With Mitt Romney having all but clinched the Republican presidential nomination, he'll now have to work to unify the party behind his candidacy.
But that might not be as easy as it sounds.
And despite the fact Romney's chief rival bowed out, Newt Gingrich and Ron Paul vowed to campaign on. While they are unlikely to pose a major threat, they could prove an annoyance as Romney shifts into general-election mode.
Romney certainly took some hits throughout the Republican primary process, and he enters the general election as an underdog to President Obama.
Some GOP kingmakers got behind Romney early, while others actively worked against his bid. In the weeks ahead, Romney will strive to bring the GOP together. But he will not forget who opposed him. Politicians never do.
The winners and losers of Romney’s victory follow.
Republican leaders in Congress. Speaker John Boehner (R-Ohio) and Senate Minority Leader Mitch McConnell (R-Ky.) refrained from endorsing, but their deputies — Reps. Eric Cantor (R-Va.) and Kevin McCarthy (R-Calif.) and Sen. John Thune (R-S.D.) — all backed Romney. Boehner and McConnell knew that anyone but Romney could have significantly hurt Republicans down ballot come November. Romney’s win increases the chances Boehner will remain Speaker and McConnell will become majority leader in 2013.
Centrist Republicans. In 2008, Romney ran as the conservative alternative to Sen. John McCain (R-Ariz.). Whether it was fair or not, Romney was viewed as the centrist candidate this time around. Centrists in the GOP don’t often get their way, but Republicans like Reps. Charlie Bass (N.H.), Dave Reichert (Wash.) and Steven LaTourette (Ohio) are breathing easier now.

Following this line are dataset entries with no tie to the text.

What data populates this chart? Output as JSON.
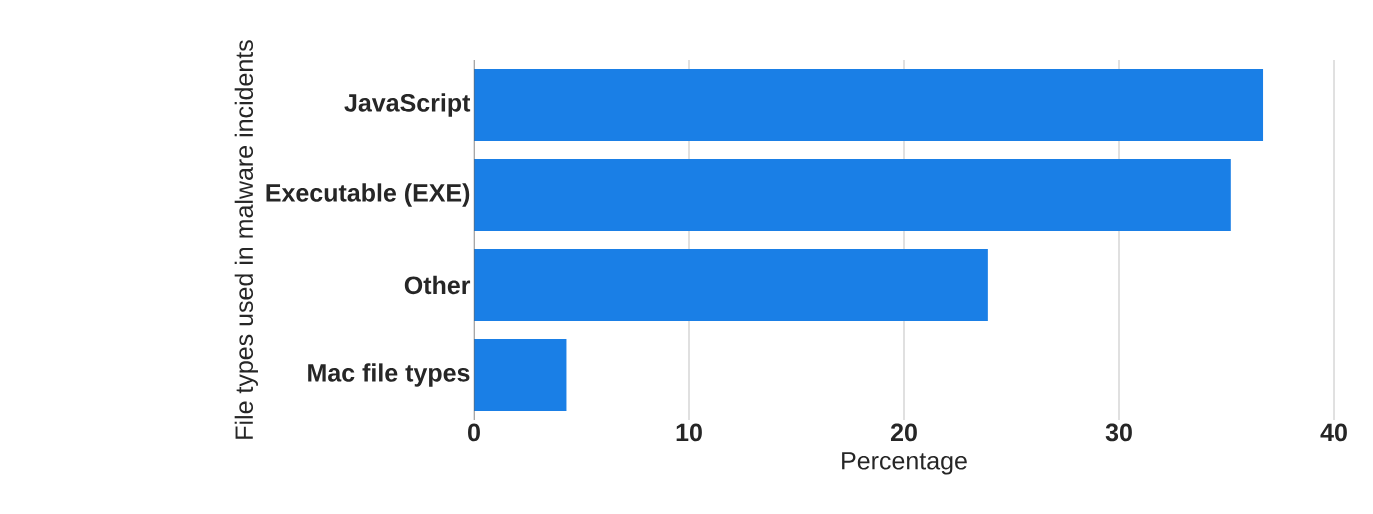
{
  "chart_data": {
    "type": "bar",
    "orientation": "horizontal",
    "categories": [
      "JavaScript",
      "Executable (EXE)",
      "Other",
      "Mac file types"
    ],
    "values": [
      36.7,
      35.2,
      23.9,
      4.3
    ],
    "color": "#1a7fe6",
    "xlim": [
      0,
      40
    ],
    "xticks": [
      0,
      10,
      20,
      30,
      40
    ],
    "grid": "x",
    "xlabel": "Percentage",
    "ylabel": "File types used in malware incidents"
  }
}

The business wing of the GOP. Romney ran on his business background and industry leaders backed his candidacy. Social conservatives, worried about Romney’s change of position on abortion, coalesced behind former Sen. Rick Santorum (R-Pa.). In this intraparty battle, business interests won out.
National Review. Late last year, the conservative publication ripped Newt Gingrich as he was moving up in the polls. The article didn’t pull any punches, but the cover illustration of Gingrich as Marvin the Martian stunned many in the GOP. The magazine, which was founded by the late William F. Buckley Jr., took a lot of heat for its cover. Gingrich subsequently faded.
The Tea Party. Polls show that the Tea Party has lost some of its clout, and Romney’s victory is yet another indication that it is not nearly as strong as it was in 2010. Former House Majority Leader Dick Armey (R-Texas), who founded the Tea Party-affiliated FreedomWorks, has openly criticized Romney. Frustrated by Romney’s success in the primary, Armey earlier this year said he was focusing on electing conservatives to Congress. Last month, after it was apparent Romney had the nomination wrapped up, FreedomWorks dropped its opposition to the former Massachusetts governor.
Rush Limbaugh, a champion of the Tea Party movement, hasn’t been enamored with Romney. The conservative talk-show host last fall said the former Massachusetts governor “is not a conservative.” Months earlier, Limbaugh lambasted Romney’s remarks on global warming, suggesting they were the kiss of death. At the time, Limbaugh said, “Bye-bye, nomination.”
Social conservatives. Leaders of the movement rallied around Santorum, but it was too little, too late. Bob Vander Plaats, the influential social conservative leader in Iowa, tried everything he could to prevent Romney from winning. At times, Vander Plaats — who backed Santorum — seemed to be making headway. But the multi-candidate field, coupled with Romney’s vast resources, was too much to overcome. Vander Plaats has said he would vote for Romney over Obama.
Bobby Jindal. The Louisiana governor was an early backer of Texas Gov. Rick Perry (R), and that move backfired. And while the former congressman has been mentioned as a possible running mate to Romney, he is not a leading contender.
President Obama. The president’s reelection team has been preparing for a Romney win, partly because it fears him the most. Democrats briefly relished the idea of a Gingrich-versus-Obama matchup. Rep. Barney Frank (D-Mass.) said a Gingrich primary win would be the best thing to happen to Democrats since Barry Goldwater. Obama is in better political shape than he was last fall and one of the reasons is Romney’s long march to the nomination. Yet independent political handicappers say that Romney has a decent chance to beat Obama.